Poor Seregil's going through some emotions here:

He’d been happy here, perhaps happier than anywhere else in his life. Now all of it-the books, weapons, tapestries and statues, the shelves of accumulated relics and curiosities-all of it was nothing more than stage dressing for the mocking tableau centered around the mutilated corpses gathered at his hearth.

Taking a large lamp from the table, Seregil whispered a quick prayer and emptied the oil over the bodies.


So yeah, he basically sets the inn on fire. As he's heading downstairs, he hears a cry in Cilia's room.

It's the baby! Cilia had heard the attackers downstairs and hid him. The baby must have been asleep when he'd looked before. Thank goodness he wasn't now! He leaves, only to meet Nysander's servant Wethis.

Wethis of course has more bad news: the Oreska was attacked. Nysander was found in the lowest vault. Wethis doesn't know if he's dead. Seregil gives the baby and his shit to the kid to take to Oreska, and then gets his horse. He notices that Patch is fine and taken care of. He rides bareback to Oreska.

So Nysander's alive, but comatose. Valerius is there, taking care of him. Hwerlu, the centaur, is playing a song of healing. Other drysians are chanting.

The invasion happened through the front gate and the sewers. Seregil is aghast, he'd thoguht the sewers had been dealt with. But apparently the authorities only concentrated on the routes to the Palace. That's stupid, in retrospect, but seems realistic for bureaucracy.
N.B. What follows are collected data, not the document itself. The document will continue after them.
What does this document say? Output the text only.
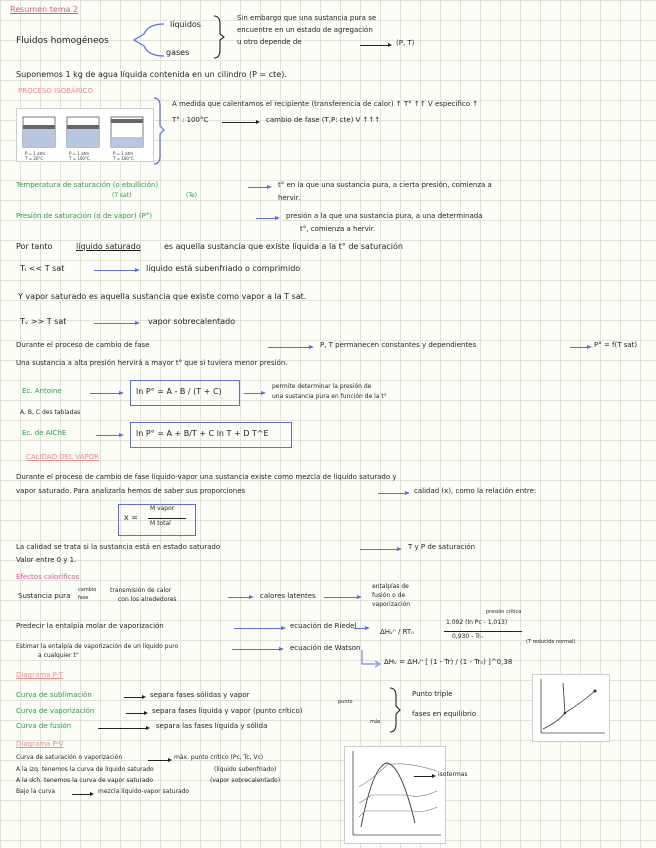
Resumen tema 2
Fluidos homogéneos
líquidos
gases
Sin embargo que una sustancia pura se
encuentre en un estado de agregación
u otro depende de	(P, T)
Suponemos 1 kg de agua líquida contenida en un cilindro (P = cte).
PROCESO ISOBÁRICO
P = 1 atm
T = 20°C
P = 1 atm
T = 100°C
P = 1 atm
T = 100°C
A medida que calentamos el recipiente (transferencia de calor) ↑ T° ↑↑ V específico ↑
T° : 100°C	cambio de fase (T,P: cte) V ↑↑↑
Temperatura de saturación (o ebullición)
(T sat)	(Te)
t° en la que una sustancia pura, a cierta presión, comienza a
hervir.
Presión de saturación (o de vapor) (P°)	presión a la que una sustancia pura, a una determinada
t°, comienza a hervir.
Por tanto	líquido saturado	es aquella sustancia que existe líquida a la t° de saturación
Tₗ << T sat	líquido está subenfriado o comprimido
Y vapor saturado es aquella sustancia que existe como vapor a la T sat.
Tᵥ >> T sat	vapor sobrecalentado
Durante el proceso de cambio de fase	P, T permanecen constantes y dependientes	P° = f(T sat)
Una sustancia a alta presión hervirá a mayor t° que si tuviera menor presión.
Ec. Antoine	ln P° = A - B / (T + C)
permite determinar la presión de
una sustancia pura en función de la t°
A, B, C des tabladas
Ec. de AIChE	ln P° = A + B/T + C ln T + D T^E
CALIDAD DEL VAPOR
Durante el proceso de cambio de fase líquido-vapor una sustancia existe como mezcla de líquido saturado y
vapor saturado. Para analizarla hemos de saber sus proporciones	calidad (x), como la relación entre:
x =
M vapor
M total
La calidad se trata si la sustancia está en estado saturado	T y P de saturación
Valor entre 0 y 1.
Efectos caloríficos
Sustancia pura
cambio
fase
transmisión de calor
con los alrededores	calores latentes
entalpías de
fusión o de
vaporización
Predecir la entalpía molar de vaporización	ecuación de Riedel
ΔHᵥⁿ / RTₙ
1,092 (ln Pc - 1,013)
0,930 - Trₙ
(T reducida normal)
presión crítica
Estimar la entalpía de vaporización de un líquido puro
a cualquier t°
ecuación de Watson
ΔHᵥ = ΔHᵥⁿ [ (1 - Tr) / (1 - Trₙ) ]^0,38
Diagrama P-T
Curva de sublimación	separa fases sólidas y vapor
Curva de vaporización	separa fases líquida y vapor (punto crítico)
Curva de fusión	separa las fases líquida y sólida
punto
más
Punto triple
fases en equilibrio
Diagrama P-V
Curva de saturación o vaporización	máx. punto crítico (Pc, Tc, Vc)
A la izq. tenemos la curva de líquido saturado	(líquido subenfriado)
A la dch. tenemos la curva de vapor saturado	(vapor sobrecalentado)
Bajo la curva	mezcla líquido-vapor saturado
isotermas
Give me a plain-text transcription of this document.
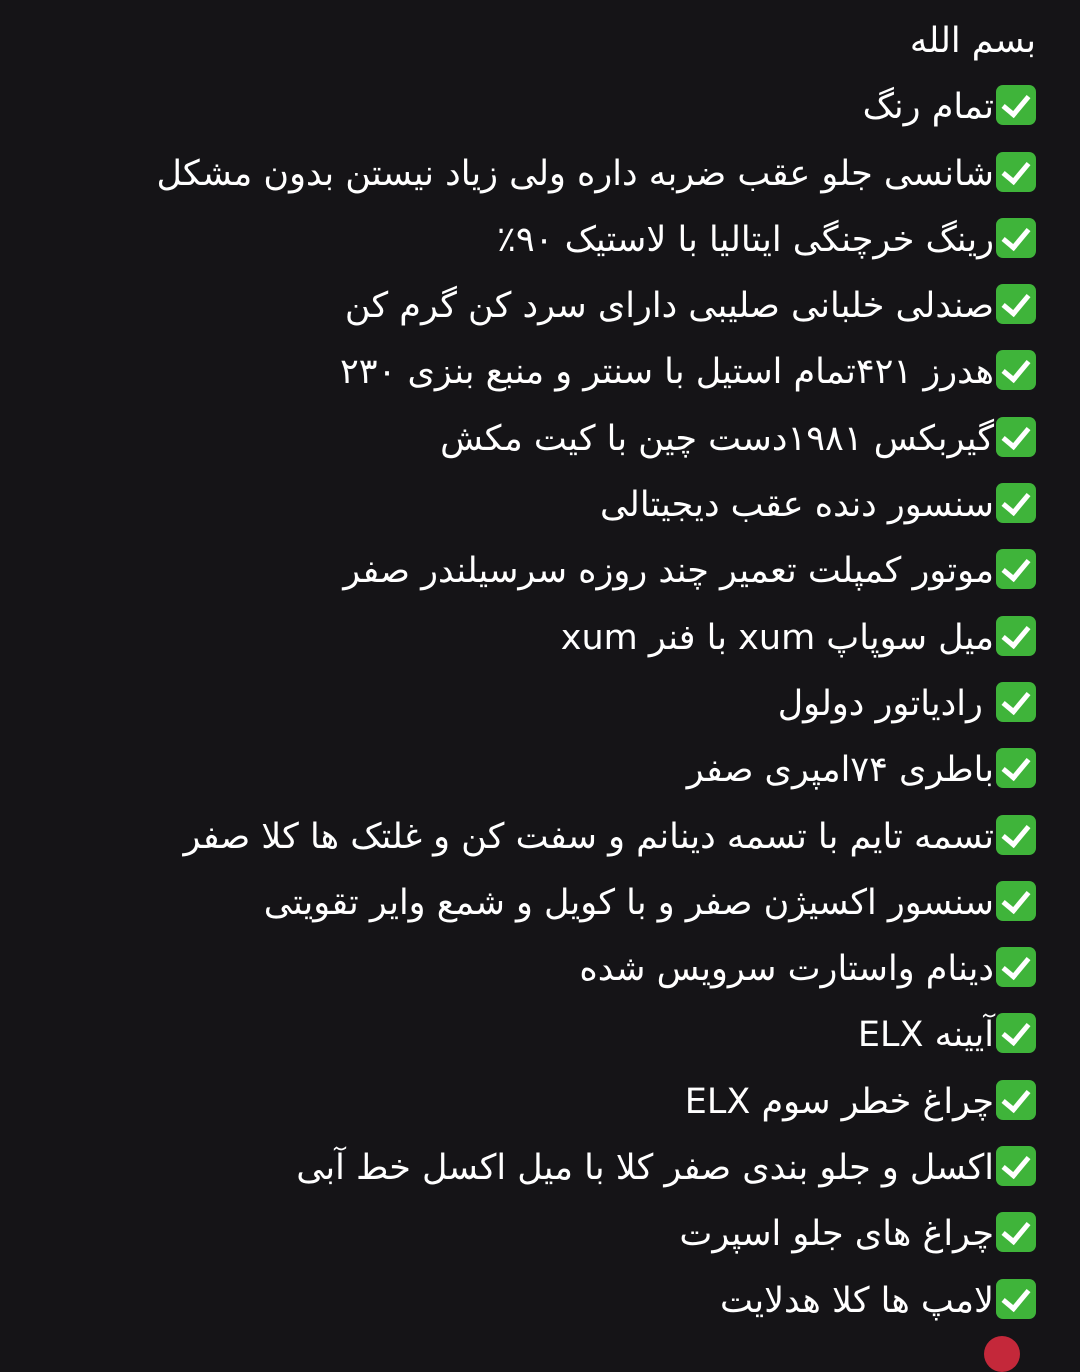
بسم الله
تمام رنگ
شانسی جلو عقب ضربه داره ولی زیاد نیستن بدون مشکل
رینگ خرچنگی ایتالیا با لاستیک ۹۰٪
صندلی خلبانی صلیبی دارای سرد کن گرم کن
هدرز ۴۲۱تمام استیل با سنتر و منبع بنزی ۲۳۰
گیربکس ۱۹۸۱دست چین با کیت مکش
سنسور دنده عقب دیجیتالی
موتور کمپلت تعمیر چند روزه سرسیلندر صفر
میل سوپاپ xum با فنر xum
رادیاتور دولول
باطری ۷۴امپری صفر
تسمه تایم با تسمه دینانم و سفت کن و غلتک ها کلا صفر
سنسور اکسیژن صفر و با کویل و شمع وایر تقویتی
دینام واستارت سرویس شده
آیینه ELX
چراغ خطر سوم ELX
اکسل و جلو بندی صفر کلا با میل اکسل خط آبی
چراغ های جلو اسپرت
لامپ ها کلا هدلایت
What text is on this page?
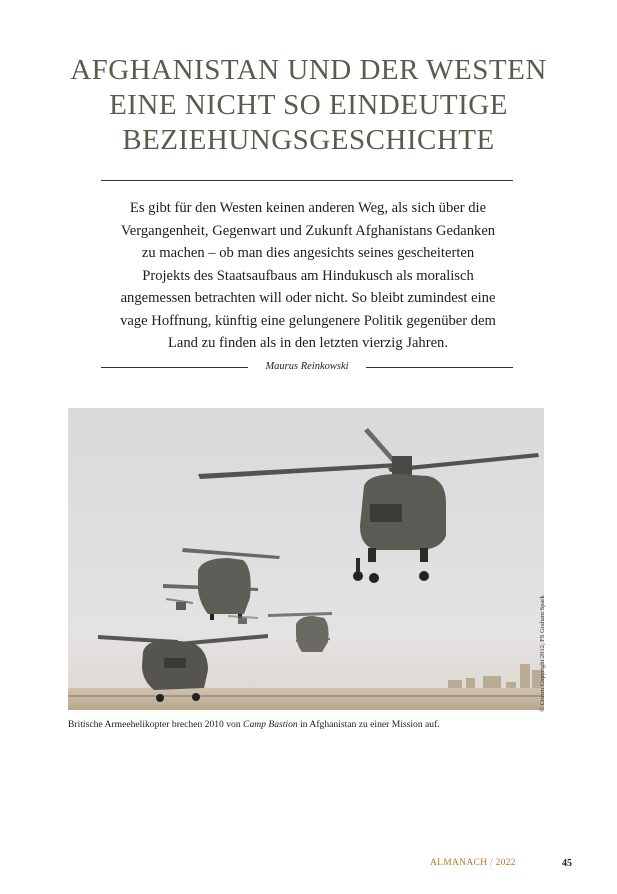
AFGHANISTAN UND DER WESTEN
EINE NICHT SO EINDEUTIGE
BEZIEHUNGSGESCHICHTE
Es gibt für den Westen keinen anderen Weg, als sich über die
Vergangenheit, Gegenwart und Zukunft Afghanistans Gedanken
zu machen – ob man dies angesichts seines gescheiterten
Projekts des Staatsaufbaus am Hindukusch als moralisch
angemessen betrachten will oder nicht. So bleibt zumindest eine
vage Hoffnung, künftig eine gelungenere Politik gegenüber dem
Land zu finden als in den letzten vierzig Jahren.
Maurus Reinkowski
© Crown Copyright 2012, FS Graham Spark
Britische Armeehelikopter brechen 2010 von Camp Bastion in Afghanistan zu einer Mission auf.
ALMANACH / 2022	45
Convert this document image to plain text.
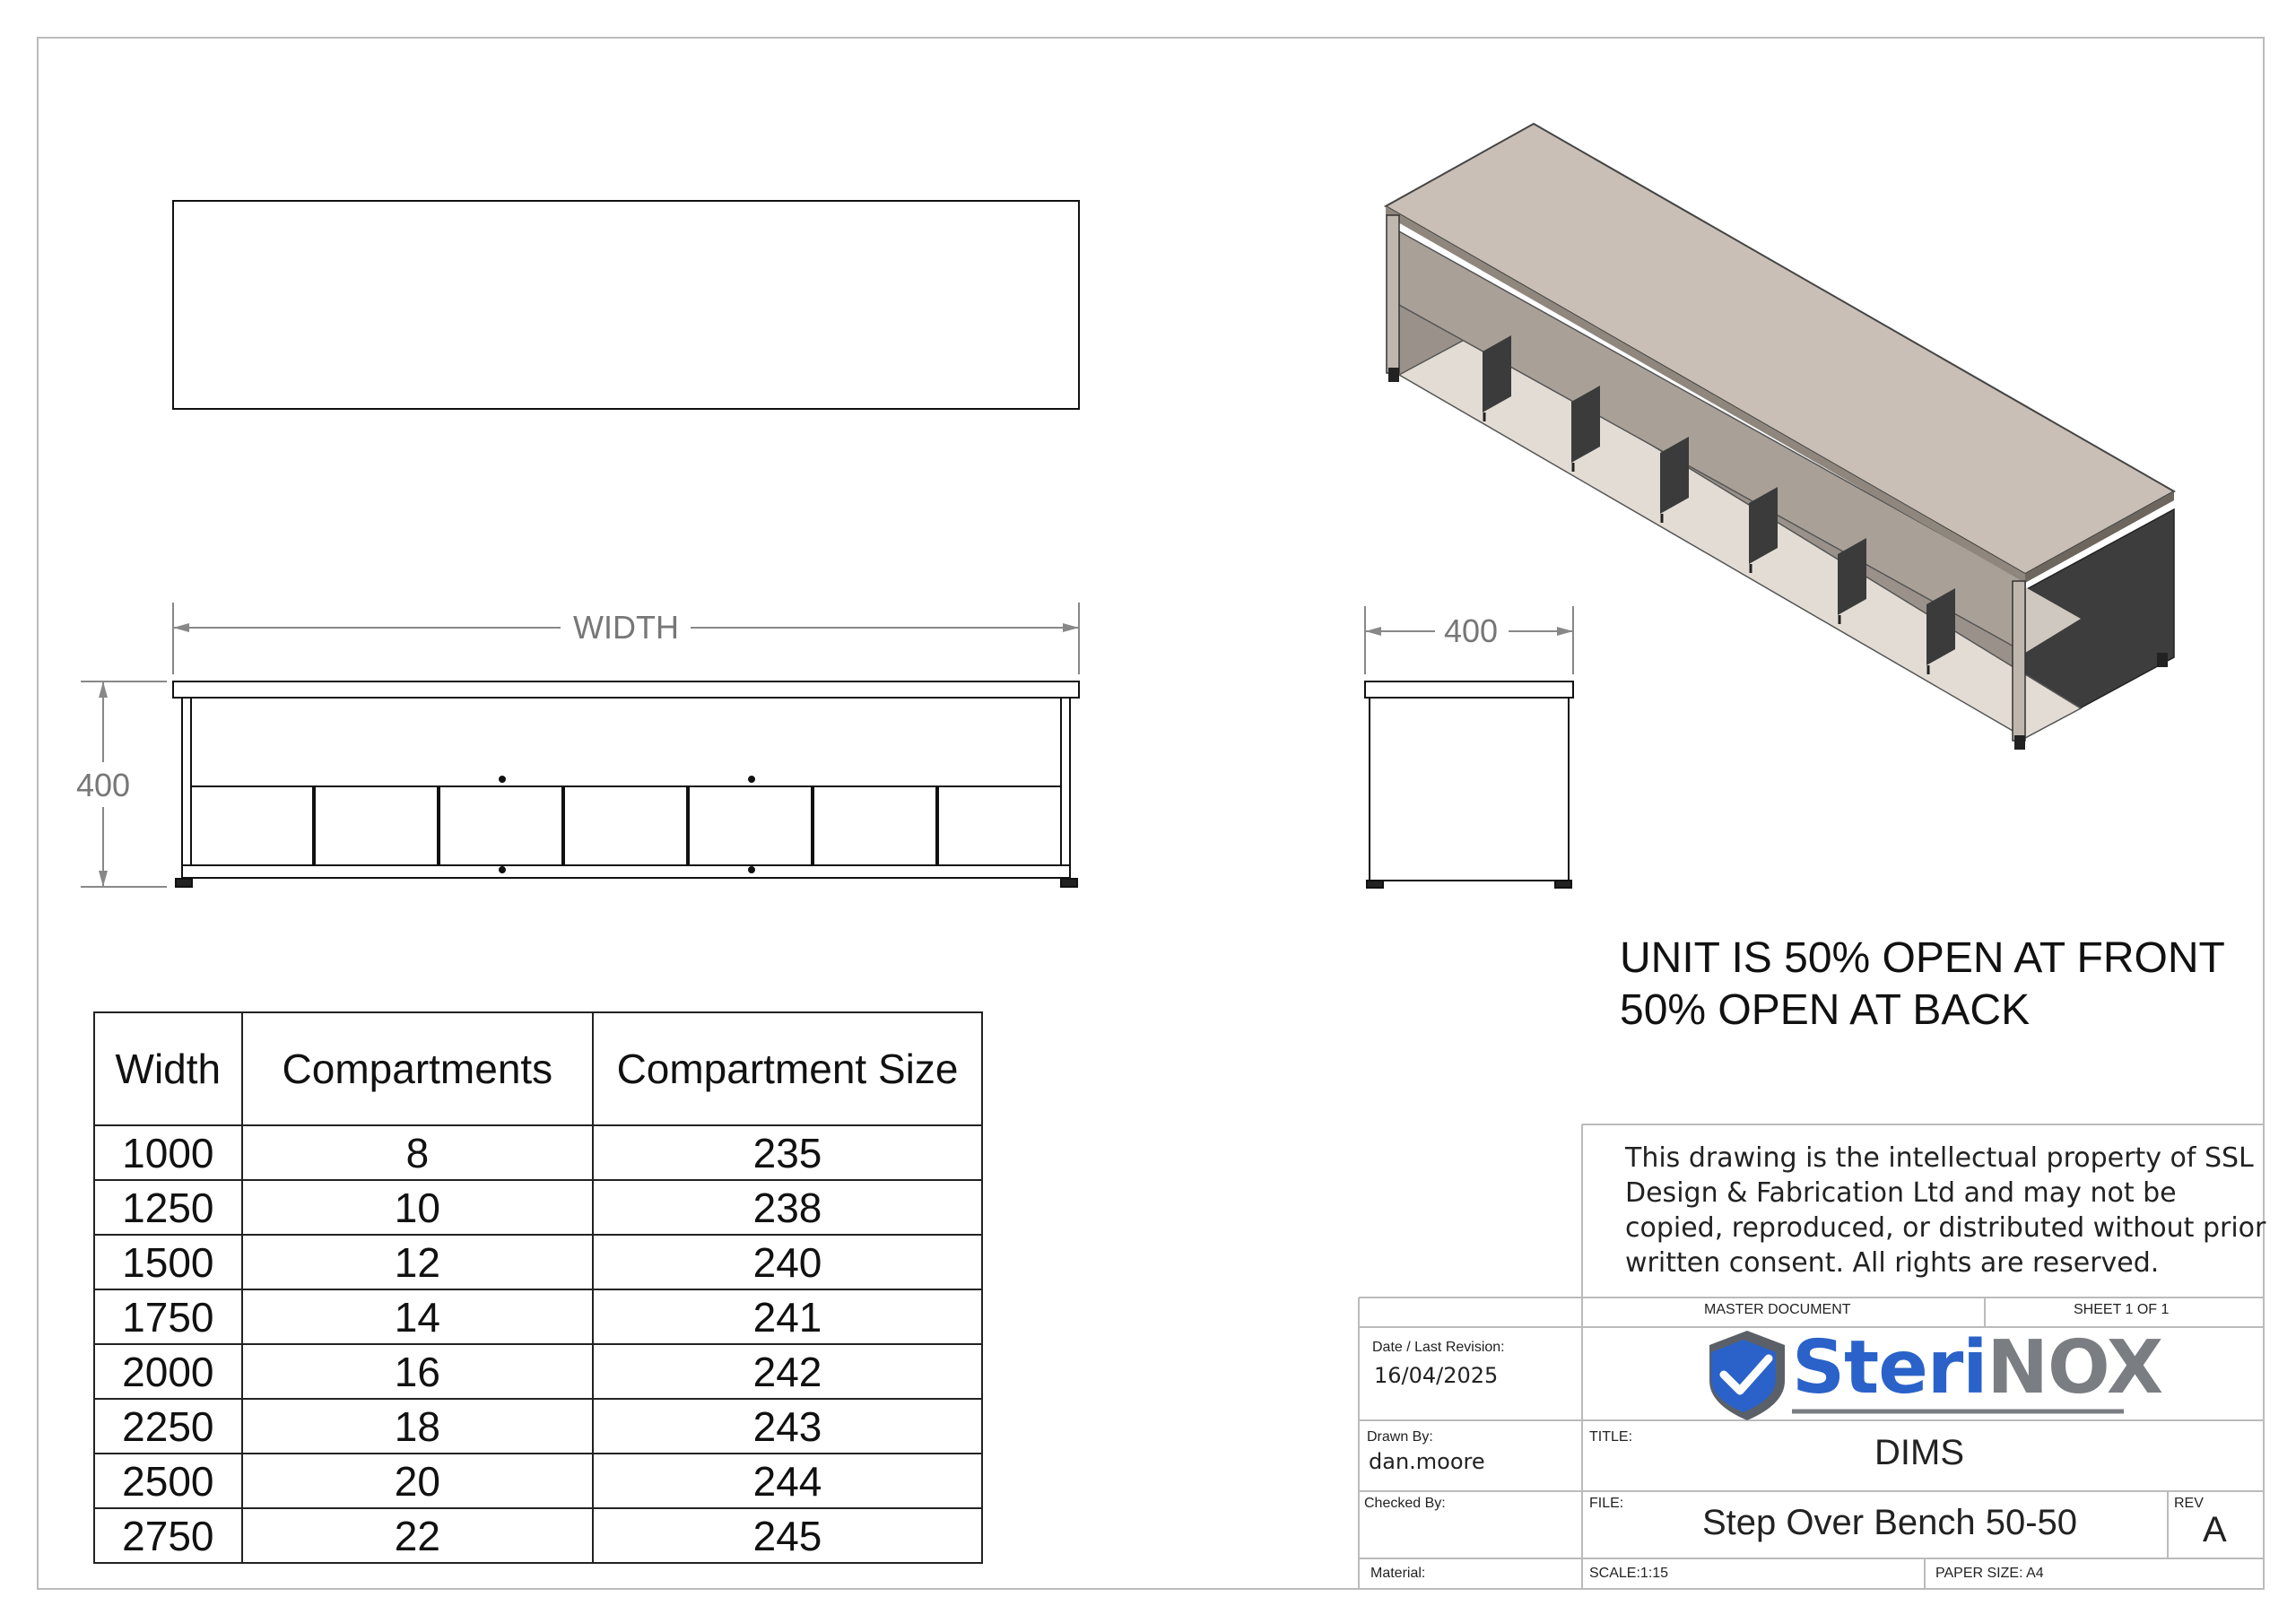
WIDTH
400
400
Width	Compartments	Compartment Size
1000	8	235
1250	10	238
1500	12	240
1750	14	241
2000	16	242
2250	18	243
2500	20	244
2750	22	245
UNIT IS 50% OPEN AT FRONT
50% OPEN AT BACK
This drawing is the intellectual property of SSL Design & Fabrication Ltd and may not be copied, reproduced, or distributed without prior written consent. All rights are reserved.
MASTER DOCUMENT	SHEET 1 OF 1
Date / Last Revision:
16/04/2025	SteriNOX
Drawn By:
dan.moore
TITLE:	DIMS
Checked By:	FILE: Step Over Bench 50-50	REV
A
Material:	SCALE:1:15	PAPER SIZE: A4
Nysander wakes up a little. He whispers that it's Mardus, and a dyrmagos, and asks after Alec. He babbles about a temple in Plenimar, but passes out again before saying anything useful. I'd make a snide comment, but dude's having a rough day.

Seregil is kind of freaking out. Valerius kicks him out of the room, on account of freaking out not being helpful to the half dead patient. The chapter ends with a bitter Seregil holding the dagger with the lock of Alec's hair asking rhetorically if Nysander's magic can protect Alec now.

So yeah. Things are getting a bit more exciting! And traumatic! Should be fun!